Die
Gattung Klebsiella, die nach dem Mikrobiologen Edwin Klebs benannt ist,
gehört zur Familie der Enterobacteriaceae. Die wichtigsten
Vertreter sind Klebsiella pneumoniae und Klebsiella oxytoca. Weitere
Spezies mit Bedeutung in der Humanmedizin sind Klebsiella pneumoniae
Subspezies ozaenae und Subspezies rhinoscleromatis. Klebsiellen sind
unbeweglich, besitzen eine Polysaccharidkapsel und lassen sich auf
einfachen Nährmedien leicht kultivieren. Die Kolonien sind
groß und schleimig. Die meisten Stämme können Glukose
und Citrat als alleinige Kohlenstoffquelle verwerten. Klebsiella
oxytoca produziert als einzige der vier Klebsiella-Arten Indol. Wie
Escherichia coli besitzen Klebsiellen O- und K-Antigene. Die
Polysaccharidkapsel, die das K-Antigen trägt, wirkt
antiphagozytär.
Pathogenese
und Krankheitsbilder
Klebsiellen sind im
Erdreich, auf Pflanzen und im Wasser nachweisbar. Sie finden sich zudem
bei etwa 30% der gesunden Bevölkerung im Gastrointestinaltrakt
oder den oberen Atemwegen. Erkrankungen, die durch Klebsiellen
verursacht werden, sind vor allem Pneumonie
(Friedländer-Pneumonie), Sepsis und Harnwegsinfektionen. Sie
können selten aber auch eine Endokarditis, Meningitis, Enteritis
oder Wundinfektion hervorrufen. Der Anteil an nosokomialen Infektionen
beträgt ca. 5-10%. Die Organismen werden aerogen, über
pflanzliche Lebensmittel oder verunreinigtes Trinkwasser aufgenommen.
Ein Teil der Infektionen erfolgt endogen.
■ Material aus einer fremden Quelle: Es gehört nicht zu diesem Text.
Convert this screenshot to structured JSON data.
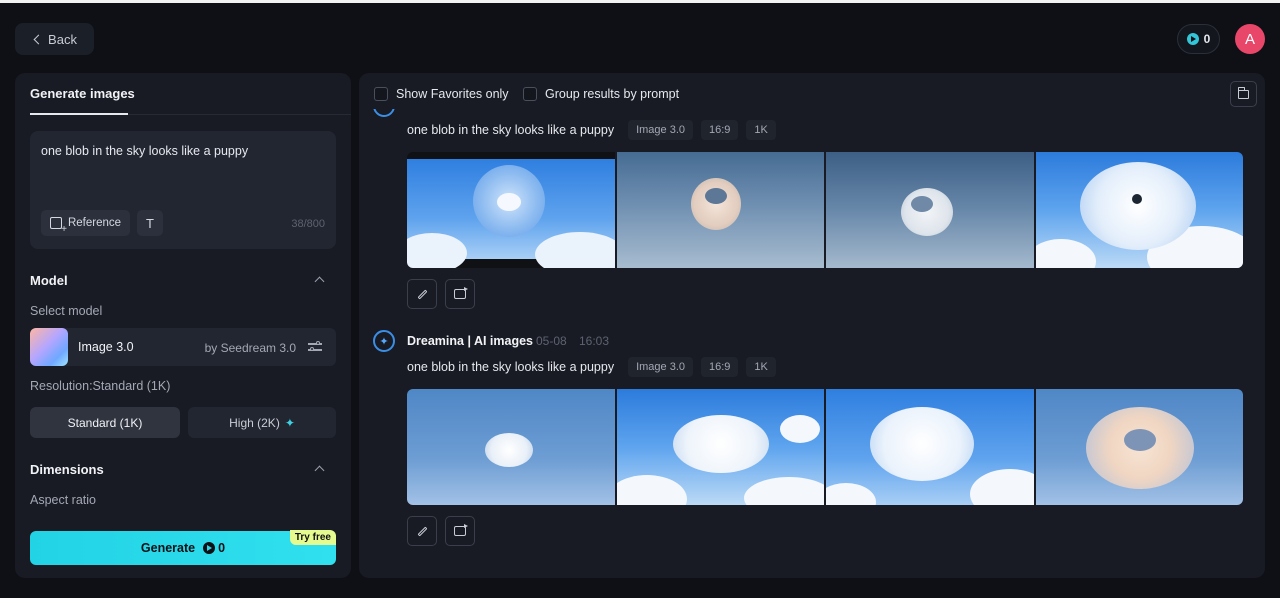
{
  "header": {
    "back_label": "Back",
    "credits": "0",
    "avatar_initial": "A"
  },
  "left_panel": {
    "tab_label": "Generate images",
    "prompt_text": "one blob in the sky looks like a puppy",
    "reference_label": "Reference",
    "char_count": "38/800",
    "model_section": {
      "title": "Model",
      "select_label": "Select model",
      "model_name": "Image 3.0",
      "model_by": "by Seedream 3.0"
    },
    "resolution": {
      "label": "Resolution:Standard (1K)",
      "standard_label": "Standard (1K)",
      "high_label": "High (2K)"
    },
    "dimensions": {
      "title": "Dimensions",
      "aspect_label": "Aspect ratio"
    },
    "generate": {
      "label": "Generate",
      "cost": "0",
      "badge": "Try free"
    }
  },
  "results": {
    "filters": {
      "favorites_label": "Show Favorites only",
      "favorites_checked": false,
      "group_label": "Group results by prompt",
      "group_checked": false
    },
    "groups": [
      {
        "prompt": "one blob in the sky looks like a puppy",
        "tags": [
          "Image 3.0",
          "16:9",
          "1K"
        ]
      },
      {
        "author": "Dreamina | AI images",
        "date": "05-08",
        "time": "16:03",
        "prompt": "one blob in the sky looks like a puppy",
        "tags": [
          "Image 3.0",
          "16:9",
          "1K"
        ]
      }
    ]
  },
  "colors": {
    "accent": "#27d8e8",
    "background": "#0e1016",
    "panel": "#181b23",
    "avatar": "#e8476a",
    "badge": "#e6fb8f"
  }
}
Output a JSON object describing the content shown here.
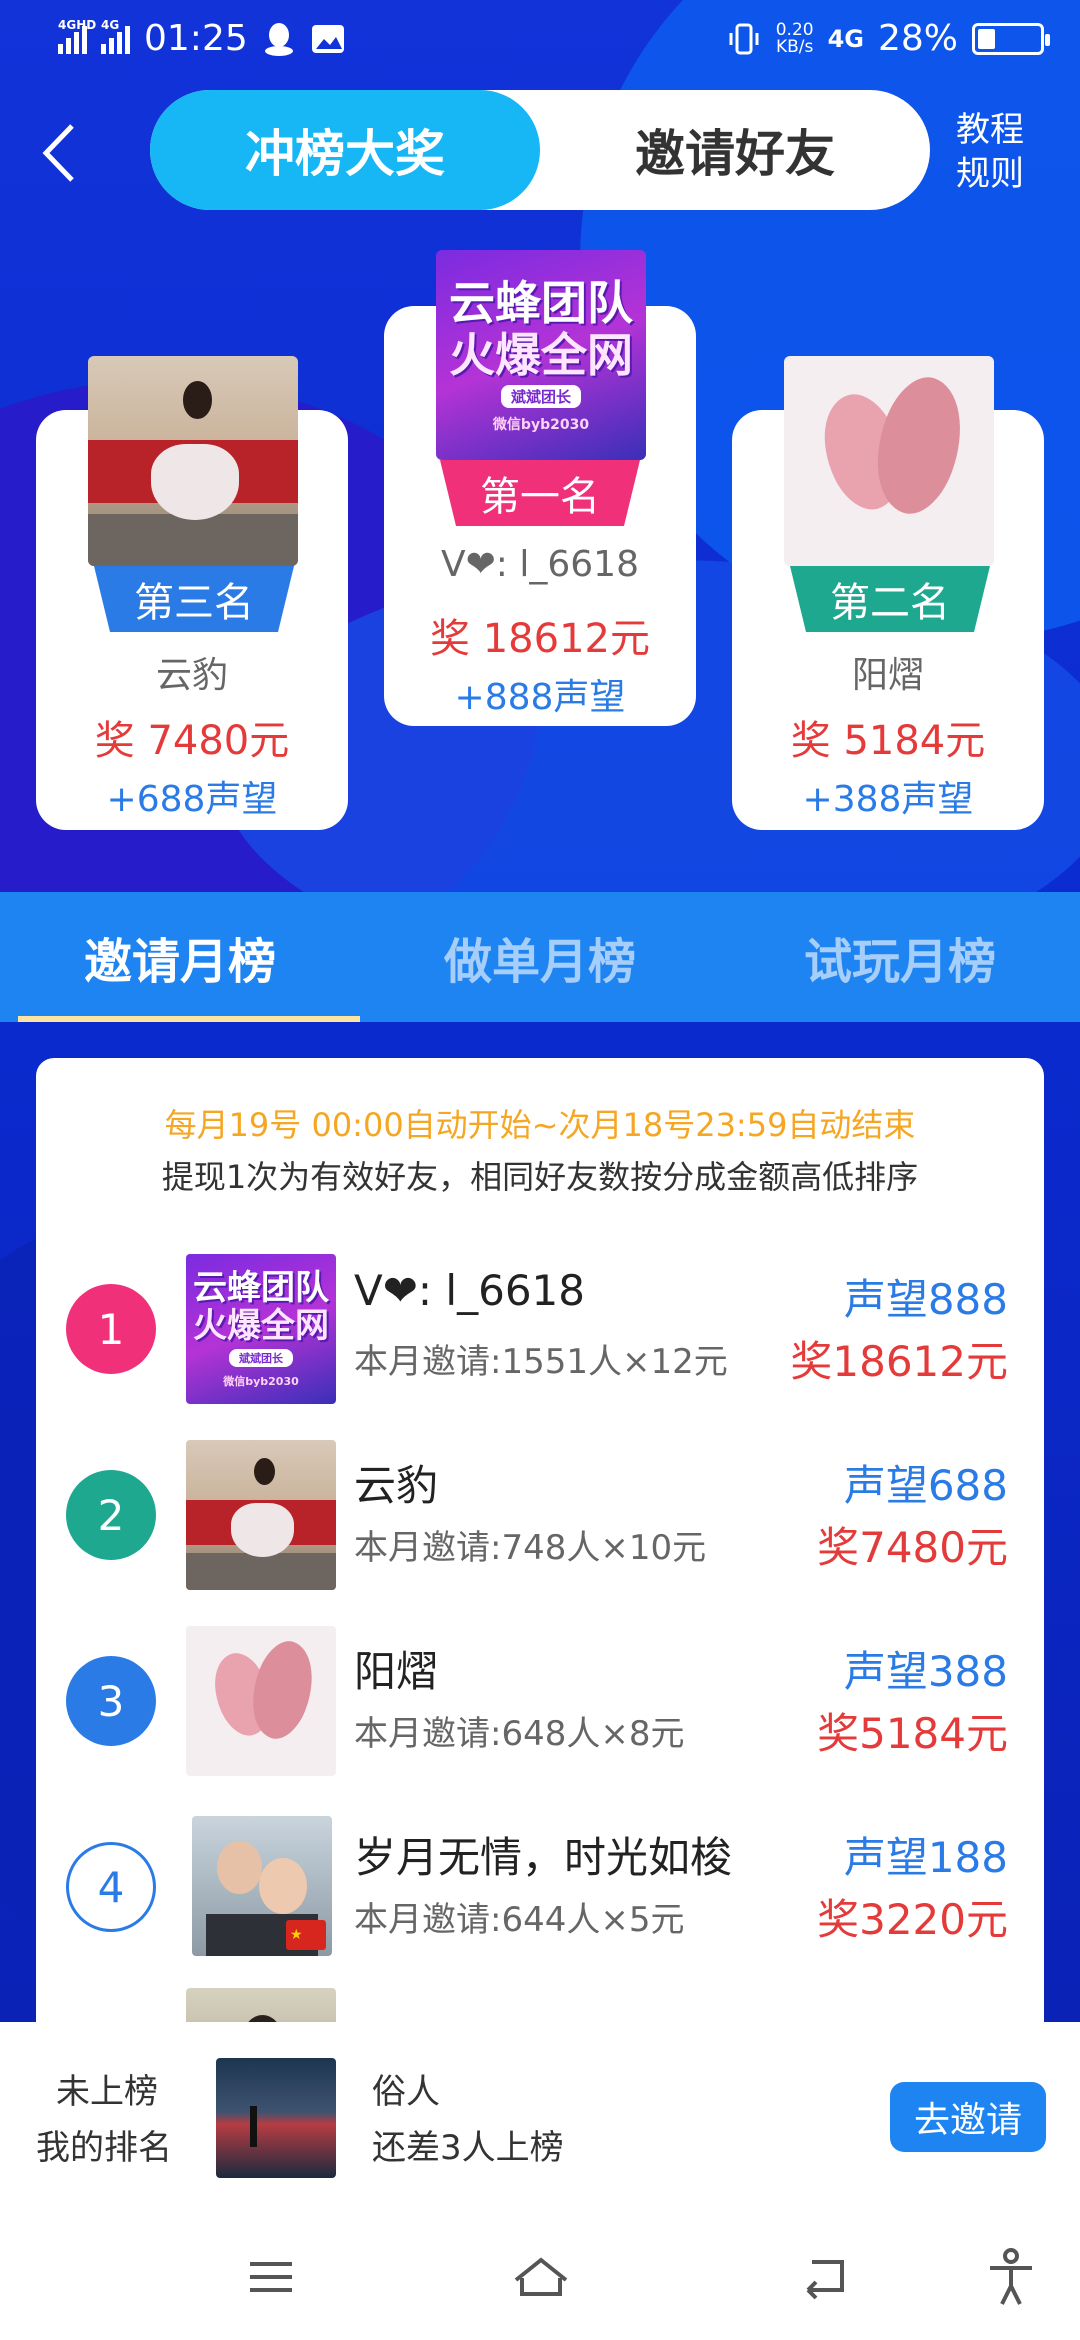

Klebsiella pneumoniae Subspezies
ozaenae und Subspezies rhinoscleromatis können ursächlich
für Infektionen im Nasen-Rachen-Raum sein.
Diagnostik
und Resistenzsituation
Die mikrobiologische
Diagnostik erfolgt über die Anzucht aus entsprechenden
Untersuchungsmaterialien und die biochemische Identifizierung.
Klebsiellen sind von Natur aus
resistent gegen Penicillin G (PENICILLIN G u.a.) und Ampicillin
(BINOTAL u.a.). Ursache der natürlichen Resistenz sind
Betalaktamasen, die größtenteils durch
Betalaktamase-Inhibitoren gehemmt werden. Nach den Angaben der
Resistenzstudie der Paul-Ehrlich-Gesellschaft für Chemotherapie
sind 5-10% der Stämme gegen Fluorchinolone und 10-15% der
Stämme gegen Cotrimoxazol (BACTRIM u.a.) resistent. Als kritisch
wird die Verbreitung ESBL-bildender Stämme (extended-spectrum
beta-lactamases), die eine Resistenz gegenüber breit wirksamen
Cephalosporinen [Cefotaxim (CLAFORAN u.a.), Ceftazidim (FORTUM u.a.)]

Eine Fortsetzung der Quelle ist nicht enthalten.